Nationalgeographic.co.id – Suara ceria anak-anak yang diiringi lagu Gemu Fa Mi Re, terdengar saat National Geographic Indonesia mengunjungi Sekolah Dreamable yang berada di bawah naungan Pusat Kegiatan Belajar Mengajar (PKBM) Hidayah. Kala itu, ada sekitar 30 anak berkebutuhan khusus (ABK) yang tampak semangat mengikuti gerakan senam yang dipimpin oleh guru-guru mereka.
Ya, sekolah Dreamable yang terletak di Desa Tegalluar, Kecamatan Bojongsoang, Kabupaten Bandung ini, merupakan sekolah untuk anak-anak berkebutuhan khusus (ABK).

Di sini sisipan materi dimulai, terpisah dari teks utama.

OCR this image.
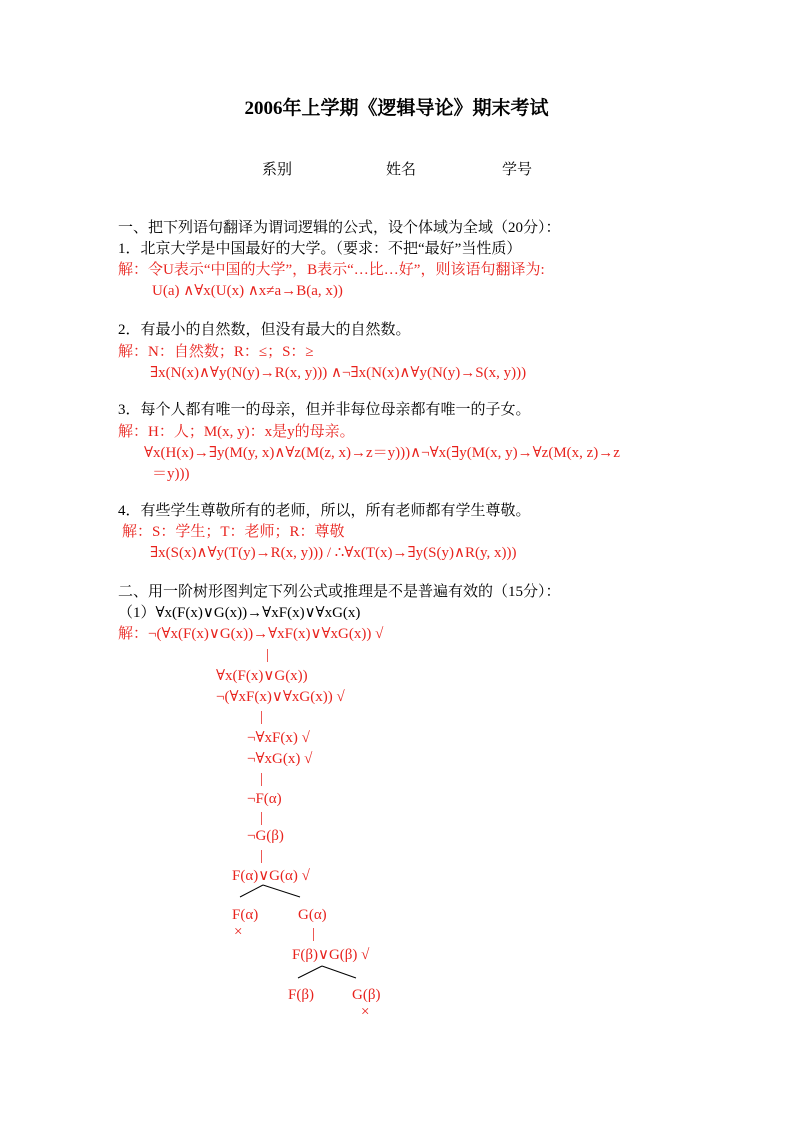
2006年上学期《逻辑导论》期末考试
系别	姓名	学号
一、把下列语句翻译为谓词逻辑的公式，设个体域为全域（20分）：
1．北京大学是中国最好的大学。（要求：不把“最好”当性质）
解：令U表示“中国的大学”，B表示“…比…好”，则该语句翻译为:
U(a) ∧∀x(U(x) ∧x≠a→B(a, x))
2．有最小的自然数，但没有最大的自然数。
解：N：自然数；R：≤；S：≥
∃x(N(x)∧∀y(N(y)→R(x, y))) ∧¬∃x(N(x)∧∀y(N(y)→S(x, y)))
3．每个人都有唯一的母亲，但并非每位母亲都有唯一的子女。
解：H：人；M(x, y)：x是y的母亲。
∀x(H(x)→∃y(M(y, x)∧∀z(M(z, x)→z＝y)))∧¬∀x(∃y(M(x, y)→∀z(M(x, z)→z
＝y)))
4．有些学生尊敬所有的老师，所以，所有老师都有学生尊敬。
解：S：学生；T：老师；R：尊敬
∃x(S(x)∧∀y(T(y)→R(x, y))) / ∴∀x(T(x)→∃y(S(y)∧R(y, x)))
二、用一阶树形图判定下列公式或推理是不是普遍有效的（15分）：
（1）∀x(F(x)∨G(x))→∀xF(x)∨∀xG(x)
解：¬(∀x(F(x)∨G(x))→∀xF(x)∨∀xG(x)) √
|
∀x(F(x)∨G(x))
¬(∀xF(x)∨∀xG(x)) √
|
¬∀xF(x) √
¬∀xG(x) √
|
¬F(α)
|
¬G(β)
|
F(α)∨G(α) √
F(α)
×
G(α)
|
F(β)∨G(β) √
F(β)	G(β)
×
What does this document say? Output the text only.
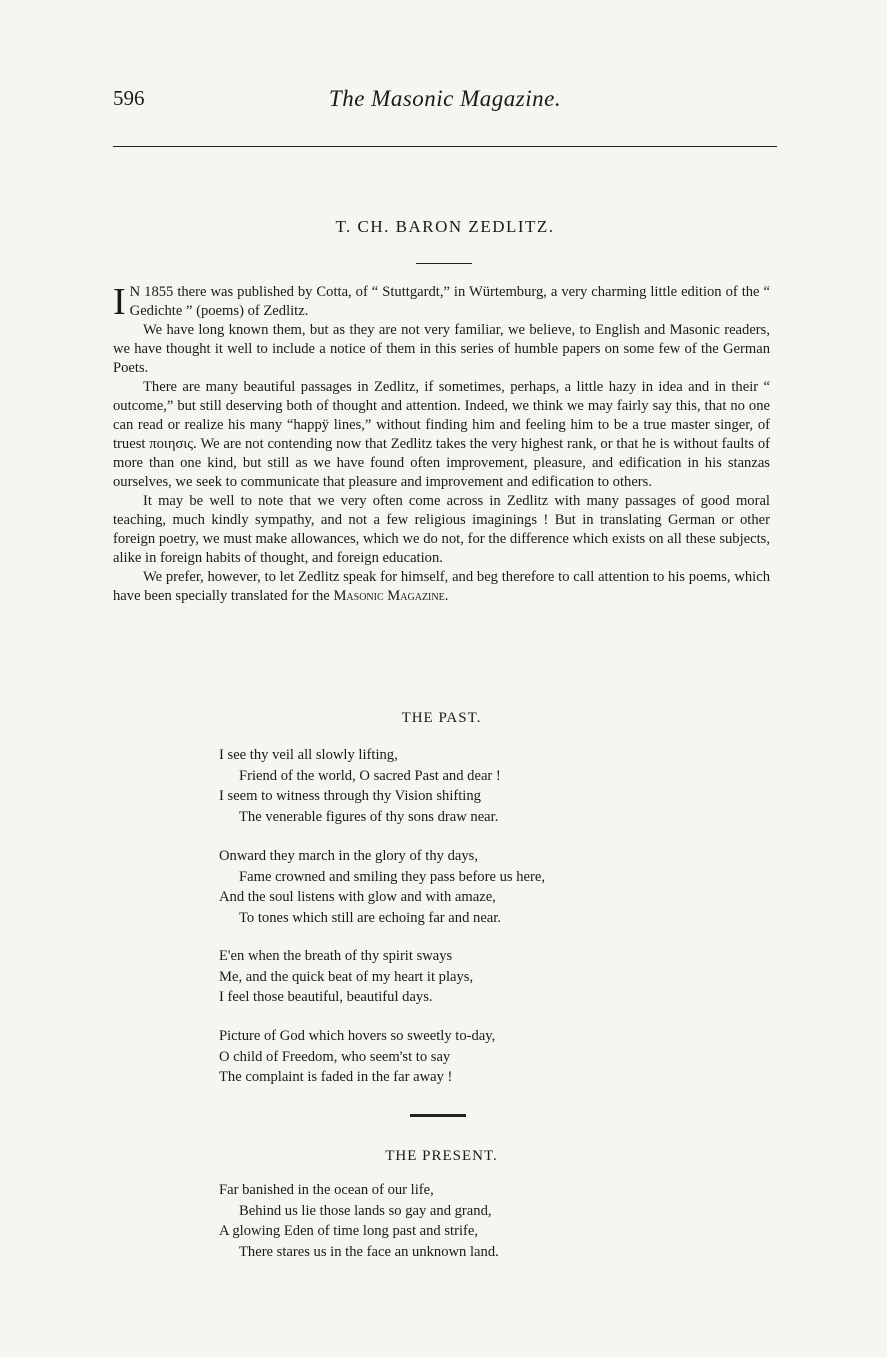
596	The Masonic Magazine.
T. CH. BARON ZEDLITZ.

I N 1855 there was published by Cotta, of “ Stuttgardt,” in Würtemburg, a very charming little edition of the “ Gedichte ” (poems) of Zedlitz.

We have long known them, but as they are not very familiar, we believe, to English and Masonic readers, we have thought it well to include a notice of them in this series of humble papers on some few of the German Poets.

There are many beautiful passages in Zedlitz, if sometimes, perhaps, a little hazy in idea and in their “ outcome,” but still deserving both of thought and attention. Indeed, we think we may fairly say this, that no one can read or realize his many “happÿ lines,” without finding him and feeling him to be a true master singer, of truest ποιησις. We are not contending now that Zedlitz takes the very highest rank, or that he is without faults of more than one kind, but still as we have found often improvement, pleasure, and edification in his stanzas ourselves, we seek to communicate that pleasure and improvement and edification to others.

It may be well to note that we very often come across in Zedlitz with many passages of good moral teaching, much kindly sympathy, and not a few religious imaginings ! But in translating German or other foreign poetry, we must make allowances, which we do not, for the difference which exists on all these subjects, alike in foreign habits of thought, and foreign education.

We prefer, however, to let Zedlitz speak for himself, and beg therefore to call attention to his poems, which have been specially translated for the Masonic Magazine.

THE PAST.
I see thy veil all slowly lifting,
Friend of the world, O sacred Past and dear !
I seem to witness through thy Vision shifting
The venerable figures of thy sons draw near.
Onward they march in the glory of thy days,
Fame crowned and smiling they pass before us here,
And the soul listens with glow and with amaze,
To tones which still are echoing far and near.
E'en when the breath of thy spirit sways
Me, and the quick beat of my heart it plays,
I feel those beautiful, beautiful days.
Picture of God which hovers so sweetly to-day,
O child of Freedom, who seem'st to say
The complaint is faded in the far away !
THE PRESENT.
Far banished in the ocean of our life,
Behind us lie those lands so gay and grand,
A glowing Eden of time long past and strife,
There stares us in the face an unknown land.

Berawal dari pengalamannya sendiri yang memiliki anak tuna grahita, Yulianti (36), penggagas sekolah nonformal tersebut, merasa bahwa ABK juga harus mendapatkan pendidikan. Menurutnya, ABK perlu diajarkan bina diri hingga nantinya bisa hidup mandiri.
Keengganan orangtua dan terbatasnya fasilitas
Awalnya, banyak orangtua yang tidak ingin bergabung bersama Yulianti. Mereka menolak menyekolahkan anaknya karena skeptis akan kemampuan sang buah hati. Bahkan, ada orangtua yang mengatakan: “Ah, buat apa sekolah? Anak ini kan gila, percuma disekolahin!”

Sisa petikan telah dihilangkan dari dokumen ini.